Blaming the recent deaths of six police canines on a potentially “bad batch” of dogs, Baltimore County officials said they will not buy replacement canines until they finish a review of the purchasing process.
The review comes amid a debate between county officials and members of the police labor union, who blame the cancer deaths of at least four dogs since 2003 to the unsafe conditions at the now-closed canine training facility ? which was built close to a former landfill.
County officials maintain only two dogs have died of cancer, both types unrelated to environmental conditions.
They said the facility is safe and suspect a third-party broker who travels to Eastern Europe to retrieve the canines sold them unhealthy dogs.
“Procurement is reviewing the process we use to acquire dogs and determine if this is really the best way,” said police spokesman Bill Toohey. “What guards do we have on the health of the dog and how do we protect the taxpayers and ourselves?”

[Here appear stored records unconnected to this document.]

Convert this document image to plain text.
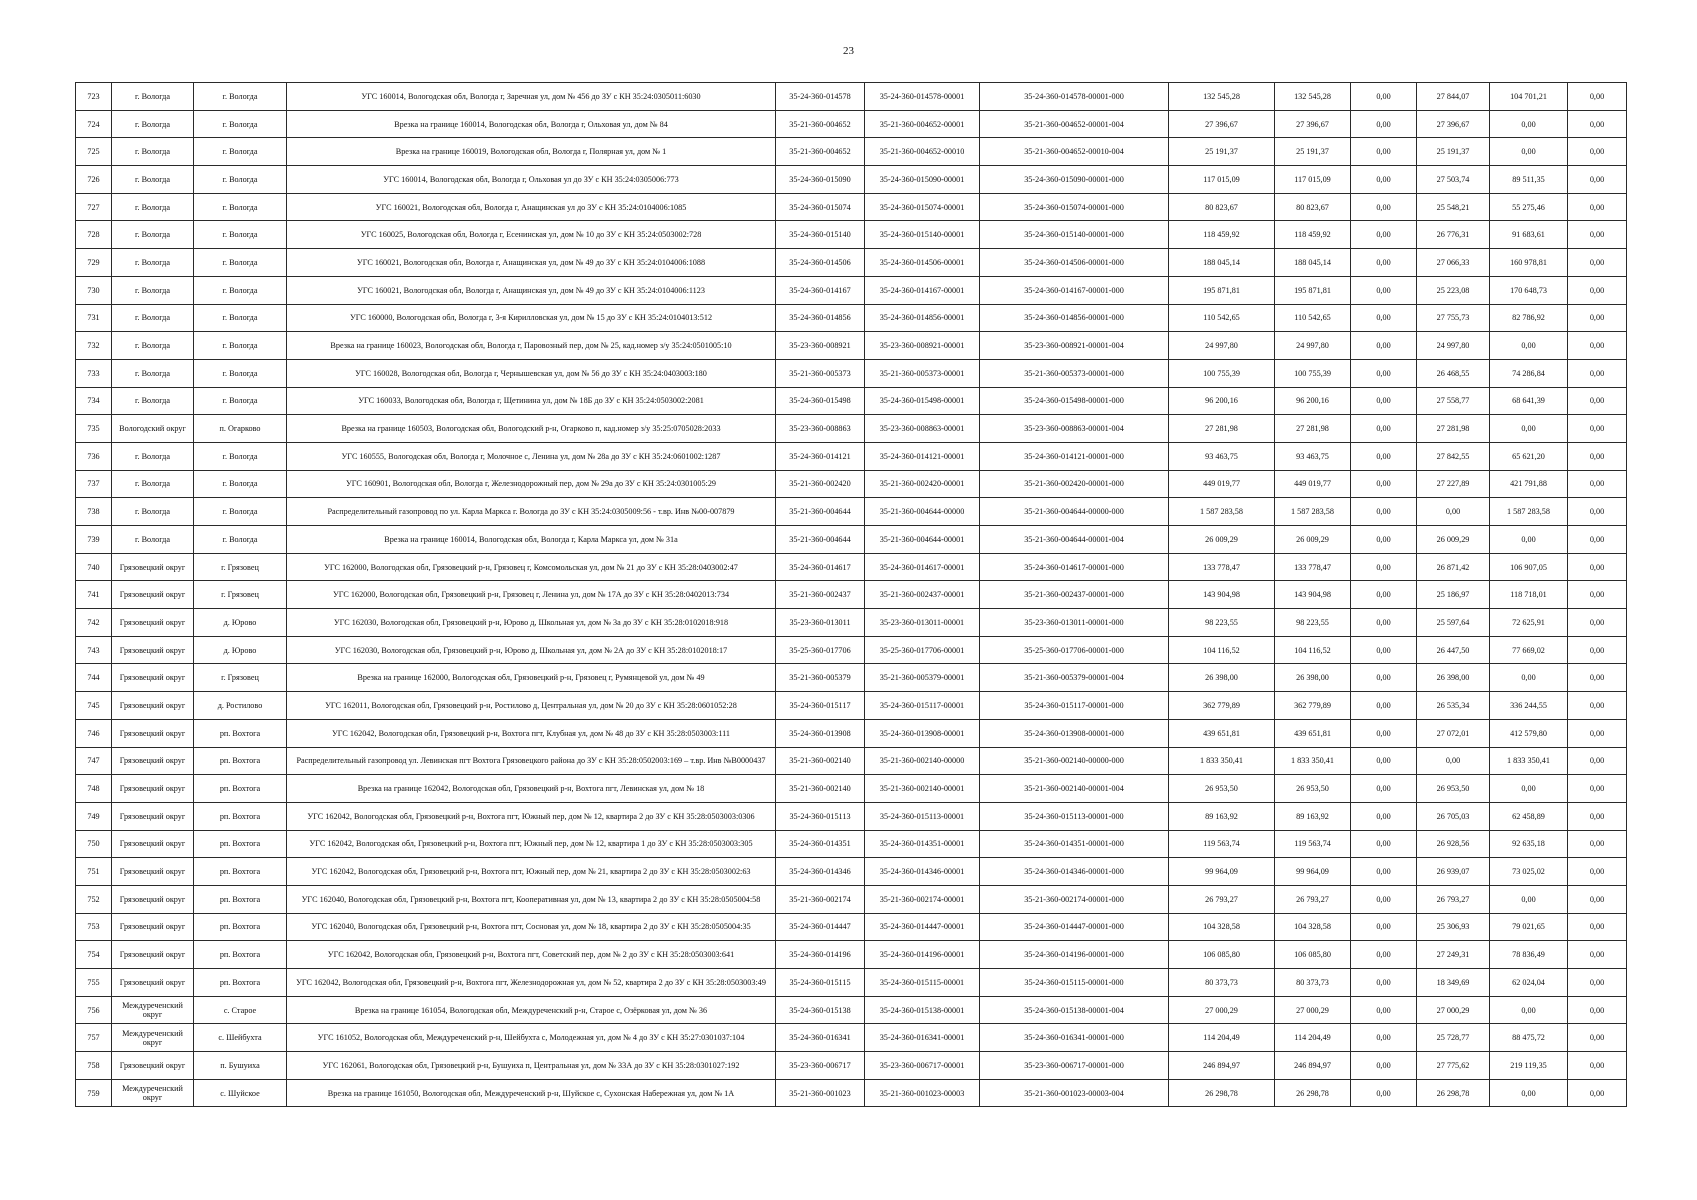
23
723	г. Вологда	г. Вологда	УГС 160014, Вологодская обл, Вологда г, Заречная ул, дом № 456 до ЗУ с КН 35:24:0305011:6030	35-24-360-014578	35-24-360-014578-00001	35-24-360-014578-00001-000	132 545,28	132 545,28	0,00	27 844,07	104 701,21	0,00
724	г. Вологда	г. Вологда	Врезка на границе 160014, Вологодская обл, Вологда г, Ольховая ул, дом № 84	35-21-360-004652	35-21-360-004652-00001	35-21-360-004652-00001-004	27 396,67	27 396,67	0,00	27 396,67	0,00	0,00
725	г. Вологда	г. Вологда	Врезка на границе 160019, Вологодская обл, Вологда г, Полярная ул, дом № 1	35-21-360-004652	35-21-360-004652-00010	35-21-360-004652-00010-004	25 191,37	25 191,37	0,00	25 191,37	0,00	0,00
726	г. Вологда	г. Вологда	УГС 160014, Вологодская обл, Вологда г, Ольховая ул до ЗУ с КН 35:24:0305006:773	35-24-360-015090	35-24-360-015090-00001	35-24-360-015090-00001-000	117 015,09	117 015,09	0,00	27 503,74	89 511,35	0,00
727	г. Вологда	г. Вологда	УГС 160021, Вологодская обл, Вологда г, Анащинская ул до ЗУ с КН 35:24:0104006:1085	35-24-360-015074	35-24-360-015074-00001	35-24-360-015074-00001-000	80 823,67	80 823,67	0,00	25 548,21	55 275,46	0,00
728	г. Вологда	г. Вологда	УГС 160025, Вологодская обл, Вологда г, Есенинская ул, дом № 10 до ЗУ с КН 35:24:0503002:728	35-24-360-015140	35-24-360-015140-00001	35-24-360-015140-00001-000	118 459,92	118 459,92	0,00	26 776,31	91 683,61	0,00
729	г. Вологда	г. Вологда	УГС 160021, Вологодская обл, Вологда г, Анащинская ул, дом № 49 до ЗУ с КН 35:24:0104006:1088	35-24-360-014506	35-24-360-014506-00001	35-24-360-014506-00001-000	188 045,14	188 045,14	0,00	27 066,33	160 978,81	0,00
730	г. Вологда	г. Вологда	УГС 160021, Вологодская обл, Вологда г, Анащинская ул, дом № 49 до ЗУ с КН 35:24:0104006:1123	35-24-360-014167	35-24-360-014167-00001	35-24-360-014167-00001-000	195 871,81	195 871,81	0,00	25 223,08	170 648,73	0,00
731	г. Вологда	г. Вологда	УГС 160000, Вологодская обл, Вологда г, 3-я Кирилловская ул, дом № 15 до ЗУ с КН 35:24:0104013:512	35-24-360-014856	35-24-360-014856-00001	35-24-360-014856-00001-000	110 542,65	110 542,65	0,00	27 755,73	82 786,92	0,00
732	г. Вологда	г. Вологда	Врезка на границе 160023, Вологодская обл, Вологда г, Паровозный пер, дом № 25, кад.номер з/у 35:24:0501005:10	35-23-360-008921	35-23-360-008921-00001	35-23-360-008921-00001-004	24 997,80	24 997,80	0,00	24 997,80	0,00	0,00
733	г. Вологда	г. Вологда	УГС 160028, Вологодская обл, Вологда г, Чернышевская ул, дом № 56 до ЗУ с КН 35:24:0403003:180	35-21-360-005373	35-21-360-005373-00001	35-21-360-005373-00001-000	100 755,39	100 755,39	0,00	26 468,55	74 286,84	0,00
734	г. Вологда	г. Вологда	УГС 160033, Вологодская обл, Вологда г, Щетинина ул, дом № 18Б до ЗУ с КН 35:24:0503002:2081	35-24-360-015498	35-24-360-015498-00001	35-24-360-015498-00001-000	96 200,16	96 200,16	0,00	27 558,77	68 641,39	0,00
735	Вологодский округ	п. Огарково	Врезка на границе 160503, Вологодская обл, Вологодский р-н, Огарково п, кад.номер з/у 35:25:0705028:2033	35-23-360-008863	35-23-360-008863-00001	35-23-360-008863-00001-004	27 281,98	27 281,98	0,00	27 281,98	0,00	0,00
736	г. Вологда	г. Вологда	УГС 160555, Вологодская обл, Вологда г, Молочное с, Ленина ул, дом № 28а до ЗУ с КН 35:24:0601002:1287	35-24-360-014121	35-24-360-014121-00001	35-24-360-014121-00001-000	93 463,75	93 463,75	0,00	27 842,55	65 621,20	0,00
737	г. Вологда	г. Вологда	УГС 160901, Вологодская обл, Вологда г, Железнодорожный пер, дом № 29а до ЗУ с КН 35:24:0301005:29	35-21-360-002420	35-21-360-002420-00001	35-21-360-002420-00001-000	449 019,77	449 019,77	0,00	27 227,89	421 791,88	0,00
738	г. Вологда	г. Вологда	Распределительный газопровод по ул. Карла Маркса г. Вологда до ЗУ с КН 35:24:0305009:56 - т.вр. Инв №00-007879	35-21-360-004644	35-21-360-004644-00000	35-21-360-004644-00000-000	1 587 283,58	1 587 283,58	0,00	0,00	1 587 283,58	0,00
739	г. Вологда	г. Вологда	Врезка на границе 160014, Вологодская обл, Вологда г, Карла Маркса ул, дом № 31а	35-21-360-004644	35-21-360-004644-00001	35-21-360-004644-00001-004	26 009,29	26 009,29	0,00	26 009,29	0,00	0,00
740	Грязовецкий округ	г. Грязовец	УГС 162000, Вологодская обл, Грязовецкий р-н, Грязовец г, Комсомольская ул, дом № 21 до ЗУ с КН 35:28:0403002:47	35-24-360-014617	35-24-360-014617-00001	35-24-360-014617-00001-000	133 778,47	133 778,47	0,00	26 871,42	106 907,05	0,00
741	Грязовецкий округ	г. Грязовец	УГС 162000, Вологодская обл, Грязовецкий р-н, Грязовец г, Ленина ул, дом № 17А до ЗУ с КН 35:28:0402013:734	35-21-360-002437	35-21-360-002437-00001	35-21-360-002437-00001-000	143 904,98	143 904,98	0,00	25 186,97	118 718,01	0,00
742	Грязовецкий округ	д. Юрово	УГС 162030, Вологодская обл, Грязовецкий р-н, Юрово д, Школьная ул, дом № 3а до ЗУ с КН 35:28:0102018:918	35-23-360-013011	35-23-360-013011-00001	35-23-360-013011-00001-000	98 223,55	98 223,55	0,00	25 597,64	72 625,91	0,00
743	Грязовецкий округ	д. Юрово	УГС 162030, Вологодская обл, Грязовецкий р-н, Юрово д, Школьная ул, дом № 2А до ЗУ с КН 35:28:0102018:17	35-25-360-017706	35-25-360-017706-00001	35-25-360-017706-00001-000	104 116,52	104 116,52	0,00	26 447,50	77 669,02	0,00
744	Грязовецкий округ	г. Грязовец	Врезка на границе 162000, Вологодская обл, Грязовецкий р-н, Грязовец г, Румянцевой ул, дом № 49	35-21-360-005379	35-21-360-005379-00001	35-21-360-005379-00001-004	26 398,00	26 398,00	0,00	26 398,00	0,00	0,00
745	Грязовецкий округ	д. Ростилово	УГС 162011, Вологодская обл, Грязовецкий р-н, Ростилово д, Центральная ул, дом № 20 до ЗУ с КН 35:28:0601052:28	35-24-360-015117	35-24-360-015117-00001	35-24-360-015117-00001-000	362 779,89	362 779,89	0,00	26 535,34	336 244,55	0,00
746	Грязовецкий округ	рп. Вохтога	УГС 162042, Вологодская обл, Грязовецкий р-н, Вохтога пгт, Клубная ул, дом № 48 до ЗУ с КН 35:28:0503003:111	35-24-360-013908	35-24-360-013908-00001	35-24-360-013908-00001-000	439 651,81	439 651,81	0,00	27 072,01	412 579,80	0,00
747	Грязовецкий округ	рп. Вохтога	Распределительный газопровод ул. Левинская пгт Вохтога Грязовецкого района до ЗУ с КН 35:28:0502003:169 – т.вр. Инв №В0000437	35-21-360-002140	35-21-360-002140-00000	35-21-360-002140-00000-000	1 833 350,41	1 833 350,41	0,00	0,00	1 833 350,41	0,00
748	Грязовецкий округ	рп. Вохтога	Врезка на границе 162042, Вологодская обл, Грязовецкий р-н, Вохтога пгт, Левинская ул, дом № 18	35-21-360-002140	35-21-360-002140-00001	35-21-360-002140-00001-004	26 953,50	26 953,50	0,00	26 953,50	0,00	0,00
749	Грязовецкий округ	рп. Вохтога	УГС 162042, Вологодская обл, Грязовецкий р-н, Вохтога пгт, Южный пер, дом № 12, квартира 2 до ЗУ с КН 35:28:0503003:0306	35-24-360-015113	35-24-360-015113-00001	35-24-360-015113-00001-000	89 163,92	89 163,92	0,00	26 705,03	62 458,89	0,00
750	Грязовецкий округ	рп. Вохтога	УГС 162042, Вологодская обл, Грязовецкий р-н, Вохтога пгт, Южный пер, дом № 12, квартира 1 до ЗУ с КН 35:28:0503003:305	35-24-360-014351	35-24-360-014351-00001	35-24-360-014351-00001-000	119 563,74	119 563,74	0,00	26 928,56	92 635,18	0,00
751	Грязовецкий округ	рп. Вохтога	УГС 162042, Вологодская обл, Грязовецкий р-н, Вохтога пгт, Южный пер, дом № 21, квартира 2 до ЗУ с КН 35:28:0503002:63	35-24-360-014346	35-24-360-014346-00001	35-24-360-014346-00001-000	99 964,09	99 964,09	0,00	26 939,07	73 025,02	0,00
752	Грязовецкий округ	рп. Вохтога	УГС 162040, Вологодская обл, Грязовецкий р-н, Вохтога пгт, Кооперативная ул, дом № 13, квартира 2 до ЗУ с КН 35:28:0505004:58	35-21-360-002174	35-21-360-002174-00001	35-21-360-002174-00001-000	26 793,27	26 793,27	0,00	26 793,27	0,00	0,00
753	Грязовецкий округ	рп. Вохтога	УГС 162040, Вологодская обл, Грязовецкий р-н, Вохтога пгт, Сосновая ул, дом № 18, квартира 2 до ЗУ с КН 35:28:0505004:35	35-24-360-014447	35-24-360-014447-00001	35-24-360-014447-00001-000	104 328,58	104 328,58	0,00	25 306,93	79 021,65	0,00
754	Грязовецкий округ	рп. Вохтога	УГС 162042, Вологодская обл, Грязовецкий р-н, Вохтога пгт, Советский пер, дом № 2 до ЗУ с КН 35:28:0503003:641	35-24-360-014196	35-24-360-014196-00001	35-24-360-014196-00001-000	106 085,80	106 085,80	0,00	27 249,31	78 836,49	0,00
755	Грязовецкий округ	рп. Вохтога	УГС 162042, Вологодская обл, Грязовецкий р-н, Вохтога пгт, Железнодорожная ул, дом № 52, квартира 2 до ЗУ с КН 35:28:0503003:49	35-24-360-015115	35-24-360-015115-00001	35-24-360-015115-00001-000	80 373,73	80 373,73	0,00	18 349,69	62 024,04	0,00
756	Междуреченский округ	с. Старое	Врезка на границе 161054, Вологодская обл, Междуреченский р-н, Старое с, Озёрковая ул, дом № 36	35-24-360-015138	35-24-360-015138-00001	35-24-360-015138-00001-004	27 000,29	27 000,29	0,00	27 000,29	0,00	0,00
757	Междуреченский округ	с. Шейбухта	УГС 161052, Вологодская обл, Междуреченский р-н, Шейбухта с, Молодежная ул, дом № 4 до ЗУ с КН 35:27:0301037:104	35-24-360-016341	35-24-360-016341-00001	35-24-360-016341-00001-000	114 204,49	114 204,49	0,00	25 728,77	88 475,72	0,00
758	Грязовецкий округ	п. Бушуиха	УГС 162061, Вологодская обл, Грязовецкий р-н, Бушуиха п, Центральная ул, дом № 33А до ЗУ с КН 35:28:0301027:192	35-23-360-006717	35-23-360-006717-00001	35-23-360-006717-00001-000	246 894,97	246 894,97	0,00	27 775,62	219 119,35	0,00
759	Междуреченский округ	с. Шуйское	Врезка на границе 161050, Вологодская обл, Междуреченский р-н, Шуйское с, Сухонская Набережная ул, дом № 1А	35-21-360-001023	35-21-360-001023-00003	35-21-360-001023-00003-004	26 298,78	26 298,78	0,00	26 298,78	0,00	0,00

The training facility in Baltimore Highlands was closed September 2005 after a rash of canine deaths and employees complaining of health problems. At the time, then-Lieutenant Jackie Goodman requested three new dogs, but was told “not yet,” according to Toohey.
The county plans to purchase three new canines in the “near future,” said county spokesman Don Mohler, after the review.
The county likely will use $10,000 donated by two local supermarkets, including the Wegmans in Hunt Valley, specifically for the canine unit.